I felt a great sense of history and occasion when I attended the opening of the YOG. More than 200 nations were represented. That's more than the United Nations. Only the Olympic Movement could generate such worldwide interest for a new event. It sent a powerful message to young people everywhere – that sport matters.

This was not just a life-changing experience for the thousands of young people taking part, but also a major new global sporting event, a milestone for the Olympic Movement, and indeed, I believe, for the wider international sporting and youth movements.
For here is a sporting event with a real difference – and one that will make a real difference. It's one where winning is not everything, and success judged not by national or individual medal tallies.
Rather, success is judged by personal bests – PBs – on and off the sporting field. It's judged in participation in education and cultural programmes running alongside the competition.
Could it possibly be a success?
On the eve of the YOG Opening Ceremony, IOC President Jacques Rogge said: 'I feel like a father waiting in the delivery room for the birth to happen... I'm optimistic. But I still want to see the baby being born.'
And what an important birth it was! YOG is in many ways a prototype, a new approach to sport for young people – an event fashioned around the image and interests of young people in the 21st century. It's an event that will help carry the timeless traditions of the Olympic Movement in new and contemporary formats and settings relevant to young people.
There were only two and half years (not the normal seven or more of an Olympic Games) from conception to the birth of these Youth Games, followed by 12 days of tension, excitement, scrutiny, and competition before the new baby could be declared 'safe, well, and thriving'.
That can surely be done now.
Some may have initially doubted the successful staging of YOG and the Herculean task of delivering a new global sporting event in a world still recovering from a massive recession. Others suggested the international sports calendar would have trouble sustaining another event.
But this was an event that centred on young people, and young people have a proven habit of turning convention and negative thinking on its head... and so it was with YOG...
Innovation in sport
YOG proved to be an incubator for innovation in sport: 3-on-3 half-court basketball was the hot new sport to emerge and could make a debut at future Olympic Games. It would follow in the footsteps of BMX, Mountain Bike and Snow Board and Ski-Cross as senior Olympic Games sports that have captured the imagination and interest of young athletes and people.
The power to inspire
YOG also proved it had inherited one of the defining characteristics of the Olympic movement and the senior Olympic Games: the power to inspire. Those who witnessed American and Cuban athletes teaming together for the first time in decades in YOG’s innovative combined nation events will attest to that fact.

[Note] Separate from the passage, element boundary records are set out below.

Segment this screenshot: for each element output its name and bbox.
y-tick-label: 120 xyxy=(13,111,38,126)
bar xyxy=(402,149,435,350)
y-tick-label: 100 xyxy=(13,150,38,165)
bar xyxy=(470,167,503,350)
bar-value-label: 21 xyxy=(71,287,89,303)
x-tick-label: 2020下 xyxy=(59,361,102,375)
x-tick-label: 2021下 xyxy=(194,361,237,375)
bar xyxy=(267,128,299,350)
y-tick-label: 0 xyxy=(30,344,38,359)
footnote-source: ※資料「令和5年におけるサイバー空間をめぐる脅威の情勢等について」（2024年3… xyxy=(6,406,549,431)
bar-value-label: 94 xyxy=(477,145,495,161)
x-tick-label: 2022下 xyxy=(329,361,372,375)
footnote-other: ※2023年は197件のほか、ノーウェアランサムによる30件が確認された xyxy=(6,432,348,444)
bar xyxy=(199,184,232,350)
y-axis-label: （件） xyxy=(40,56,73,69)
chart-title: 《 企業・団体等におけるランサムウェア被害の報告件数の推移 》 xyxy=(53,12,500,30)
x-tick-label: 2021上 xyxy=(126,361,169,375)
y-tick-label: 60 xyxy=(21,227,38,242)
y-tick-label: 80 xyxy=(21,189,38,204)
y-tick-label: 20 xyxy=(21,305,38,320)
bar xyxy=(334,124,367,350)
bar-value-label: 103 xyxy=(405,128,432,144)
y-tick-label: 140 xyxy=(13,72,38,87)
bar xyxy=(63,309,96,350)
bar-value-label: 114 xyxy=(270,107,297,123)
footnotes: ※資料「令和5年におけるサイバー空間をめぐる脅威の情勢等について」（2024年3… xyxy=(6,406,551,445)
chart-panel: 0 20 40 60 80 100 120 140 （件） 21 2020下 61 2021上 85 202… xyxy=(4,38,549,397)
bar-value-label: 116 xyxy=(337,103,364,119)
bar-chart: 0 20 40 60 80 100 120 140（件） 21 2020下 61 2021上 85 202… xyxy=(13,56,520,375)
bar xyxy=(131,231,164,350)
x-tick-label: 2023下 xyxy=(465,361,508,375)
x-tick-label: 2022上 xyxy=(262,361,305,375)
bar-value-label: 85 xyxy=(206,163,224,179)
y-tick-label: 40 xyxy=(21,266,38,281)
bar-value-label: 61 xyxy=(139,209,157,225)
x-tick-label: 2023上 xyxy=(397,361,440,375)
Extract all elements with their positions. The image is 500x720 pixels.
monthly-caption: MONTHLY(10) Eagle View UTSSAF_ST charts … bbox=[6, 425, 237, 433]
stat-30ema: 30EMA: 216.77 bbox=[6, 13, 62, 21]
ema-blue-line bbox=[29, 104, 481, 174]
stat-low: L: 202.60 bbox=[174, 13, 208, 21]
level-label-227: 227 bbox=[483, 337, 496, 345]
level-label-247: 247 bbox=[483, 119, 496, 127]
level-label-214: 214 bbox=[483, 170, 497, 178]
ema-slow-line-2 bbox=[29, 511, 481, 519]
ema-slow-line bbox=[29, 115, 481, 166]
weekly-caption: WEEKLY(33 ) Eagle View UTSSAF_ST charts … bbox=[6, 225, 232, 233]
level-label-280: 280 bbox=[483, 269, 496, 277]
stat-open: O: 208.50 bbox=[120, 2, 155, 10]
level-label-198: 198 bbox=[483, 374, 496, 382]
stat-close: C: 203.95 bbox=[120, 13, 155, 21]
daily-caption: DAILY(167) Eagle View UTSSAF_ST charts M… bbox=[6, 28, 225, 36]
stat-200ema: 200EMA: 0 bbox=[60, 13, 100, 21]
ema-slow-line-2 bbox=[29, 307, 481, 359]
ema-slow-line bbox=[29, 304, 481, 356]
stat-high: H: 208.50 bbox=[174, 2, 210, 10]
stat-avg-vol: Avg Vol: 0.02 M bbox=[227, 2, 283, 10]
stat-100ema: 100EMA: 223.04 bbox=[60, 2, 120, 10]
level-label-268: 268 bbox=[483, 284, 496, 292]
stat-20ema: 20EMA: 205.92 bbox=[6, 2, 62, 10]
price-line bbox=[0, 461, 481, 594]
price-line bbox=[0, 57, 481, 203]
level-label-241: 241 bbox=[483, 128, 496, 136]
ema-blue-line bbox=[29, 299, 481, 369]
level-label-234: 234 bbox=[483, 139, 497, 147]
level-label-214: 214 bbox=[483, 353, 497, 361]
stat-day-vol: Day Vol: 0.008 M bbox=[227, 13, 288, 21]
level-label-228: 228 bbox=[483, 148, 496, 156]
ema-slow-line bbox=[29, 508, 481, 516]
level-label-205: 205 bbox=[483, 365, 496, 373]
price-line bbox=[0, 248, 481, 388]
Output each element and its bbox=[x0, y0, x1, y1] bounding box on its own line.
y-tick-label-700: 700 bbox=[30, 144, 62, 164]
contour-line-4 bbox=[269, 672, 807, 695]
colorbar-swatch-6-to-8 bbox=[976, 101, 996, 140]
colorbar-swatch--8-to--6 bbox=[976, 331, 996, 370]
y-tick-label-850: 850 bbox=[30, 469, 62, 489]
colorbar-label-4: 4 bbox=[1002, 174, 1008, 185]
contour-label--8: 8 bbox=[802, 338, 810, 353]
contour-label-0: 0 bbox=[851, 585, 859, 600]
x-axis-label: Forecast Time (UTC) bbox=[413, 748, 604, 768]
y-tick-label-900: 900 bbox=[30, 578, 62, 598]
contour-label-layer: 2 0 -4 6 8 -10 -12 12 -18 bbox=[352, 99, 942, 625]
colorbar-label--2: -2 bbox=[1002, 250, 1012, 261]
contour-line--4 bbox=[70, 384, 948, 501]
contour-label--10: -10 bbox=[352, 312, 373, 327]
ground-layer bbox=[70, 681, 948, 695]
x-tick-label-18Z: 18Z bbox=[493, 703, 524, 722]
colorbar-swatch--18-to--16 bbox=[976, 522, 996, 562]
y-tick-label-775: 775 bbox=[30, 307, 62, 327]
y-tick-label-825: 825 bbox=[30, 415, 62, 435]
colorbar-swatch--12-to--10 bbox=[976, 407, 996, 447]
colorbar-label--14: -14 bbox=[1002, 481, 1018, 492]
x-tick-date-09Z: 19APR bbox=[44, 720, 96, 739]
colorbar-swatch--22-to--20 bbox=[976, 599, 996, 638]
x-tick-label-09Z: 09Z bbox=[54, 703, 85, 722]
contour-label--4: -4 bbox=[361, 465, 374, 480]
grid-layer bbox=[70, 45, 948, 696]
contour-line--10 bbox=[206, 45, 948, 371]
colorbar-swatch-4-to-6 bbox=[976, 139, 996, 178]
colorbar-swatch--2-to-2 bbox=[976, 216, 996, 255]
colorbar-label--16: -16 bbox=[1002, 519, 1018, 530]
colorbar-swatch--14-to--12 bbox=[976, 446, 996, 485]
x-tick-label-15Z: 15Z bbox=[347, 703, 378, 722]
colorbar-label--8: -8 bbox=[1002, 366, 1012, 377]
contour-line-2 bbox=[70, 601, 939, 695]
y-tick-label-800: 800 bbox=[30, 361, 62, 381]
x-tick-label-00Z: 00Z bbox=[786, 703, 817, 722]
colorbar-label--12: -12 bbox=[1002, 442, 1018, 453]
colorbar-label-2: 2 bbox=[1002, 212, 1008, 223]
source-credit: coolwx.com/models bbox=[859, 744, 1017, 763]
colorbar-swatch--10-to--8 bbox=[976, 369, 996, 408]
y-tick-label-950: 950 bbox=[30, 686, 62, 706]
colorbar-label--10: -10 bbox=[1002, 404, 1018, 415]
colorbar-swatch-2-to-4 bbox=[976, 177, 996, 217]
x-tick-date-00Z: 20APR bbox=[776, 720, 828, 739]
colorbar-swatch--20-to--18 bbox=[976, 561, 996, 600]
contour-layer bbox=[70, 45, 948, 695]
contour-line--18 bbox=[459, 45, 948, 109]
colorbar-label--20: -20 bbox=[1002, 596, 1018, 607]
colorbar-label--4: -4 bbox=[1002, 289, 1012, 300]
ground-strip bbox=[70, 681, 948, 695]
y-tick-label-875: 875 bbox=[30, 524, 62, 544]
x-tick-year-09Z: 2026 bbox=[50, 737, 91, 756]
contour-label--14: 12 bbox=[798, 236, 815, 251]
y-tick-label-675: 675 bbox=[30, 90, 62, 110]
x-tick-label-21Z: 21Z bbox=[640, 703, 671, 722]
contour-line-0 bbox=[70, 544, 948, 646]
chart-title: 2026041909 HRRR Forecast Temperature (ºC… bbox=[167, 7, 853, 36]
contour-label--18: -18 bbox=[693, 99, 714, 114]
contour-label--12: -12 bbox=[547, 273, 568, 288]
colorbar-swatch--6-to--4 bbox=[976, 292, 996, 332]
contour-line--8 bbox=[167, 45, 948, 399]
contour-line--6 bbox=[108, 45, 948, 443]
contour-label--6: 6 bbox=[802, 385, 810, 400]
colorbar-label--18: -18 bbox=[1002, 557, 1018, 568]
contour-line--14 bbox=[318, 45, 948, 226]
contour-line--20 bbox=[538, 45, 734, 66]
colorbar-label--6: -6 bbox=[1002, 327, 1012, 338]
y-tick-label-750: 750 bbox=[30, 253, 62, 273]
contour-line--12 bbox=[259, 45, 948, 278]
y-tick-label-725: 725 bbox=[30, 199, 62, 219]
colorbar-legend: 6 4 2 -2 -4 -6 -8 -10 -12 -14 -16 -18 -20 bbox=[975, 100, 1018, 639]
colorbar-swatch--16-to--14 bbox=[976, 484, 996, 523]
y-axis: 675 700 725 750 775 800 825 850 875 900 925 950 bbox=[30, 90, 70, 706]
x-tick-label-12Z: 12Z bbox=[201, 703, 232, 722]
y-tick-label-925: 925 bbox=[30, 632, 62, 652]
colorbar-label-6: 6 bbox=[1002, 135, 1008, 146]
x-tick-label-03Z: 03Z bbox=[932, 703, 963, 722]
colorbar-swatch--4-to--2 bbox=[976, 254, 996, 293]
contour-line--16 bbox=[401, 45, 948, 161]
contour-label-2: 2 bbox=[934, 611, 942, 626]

Haiti saw YOG as important enough to send a team to participate in Singapore, despite the devastation and heartbreak suffered by the nation through the horrendous earthquake, and won silver medal in the boys’ football despite such overwhelming odds.
There were many other examples of nations and individuals doing and sharing inspiring acts and moments.
A truly successful Games
These Games have been a success at so many levels – from the smooth, professional and efficient operation of the city and its transport systems; to the quality of competition on display in the venues, which attracted spectators, media coverage and journalists from around the world. (These included the IOC’s Young Reporters, who grilled me during an interview session; I am delighted that two of these young reporters and photographers will be joining the Press Operations team in London for the 2012 Games.)
Compelling performances

And of course YOG produced some compelling sporting performances – from the brilliant young Chinese gymnast Tan Sixin who won four medals, to the young Jamaican sprinter Odane Skeene whose performances inevitably generated comparisons with his famous fellow countryman the unique Usain Bolt. Odane won gold in the 100 metres sprint and in the new ‘medley relay’ event, which combines runners over 100, 200, 300 and 400 metres, and was another popular new format at the Games.
Closer to home, strong performances from Charlie Grice in the 1500 metres and other Team GB athletes confirmed the world-class talent coming through the ranks, and how the London 2012 Olympic and Paralaympic Games has inspired a new generation of young athletes and re-energised sport in the UK.
You may well see some of the stars of the first YOG at London 2012. London will stage spectacular Games for young people - 21,000 schools and colleges in the UK are already involved in projects about the London 2012 Games and the Olympic and Paralympic Values, through our Get Set education programme.
Sport unites and inspires
I believe YOG will serve as a powerful reminder to the world of the importance of sport in bringing people together, helping to educate, inform and inspire change and cultural understanding; and the importance of the Olympic Movement's unique combination of sport, culture, education and environment, and its values.
YOG should also act as a timely reminder that in the world today millions of children do not have the opportunity to gain the health, education and social benefits of sport and physical activity - a goal to which we are committed at London 2012 through our International Inspiration programme.
I want to close by giving due credit and praise to the IOC, and in particular its President Jacques Rogge, and to Olympic Games Executive Director Gilbert Felli for their determination, against many odds, in pursuing the vision of a Youth Olympic Games, and bringing it to such a stunning fruition in Singapore. Jacques Rogge has shown in his Presidency his deep commitment to the youth of the world, and the first ever YOG will forever be testament to and proof of that commitment.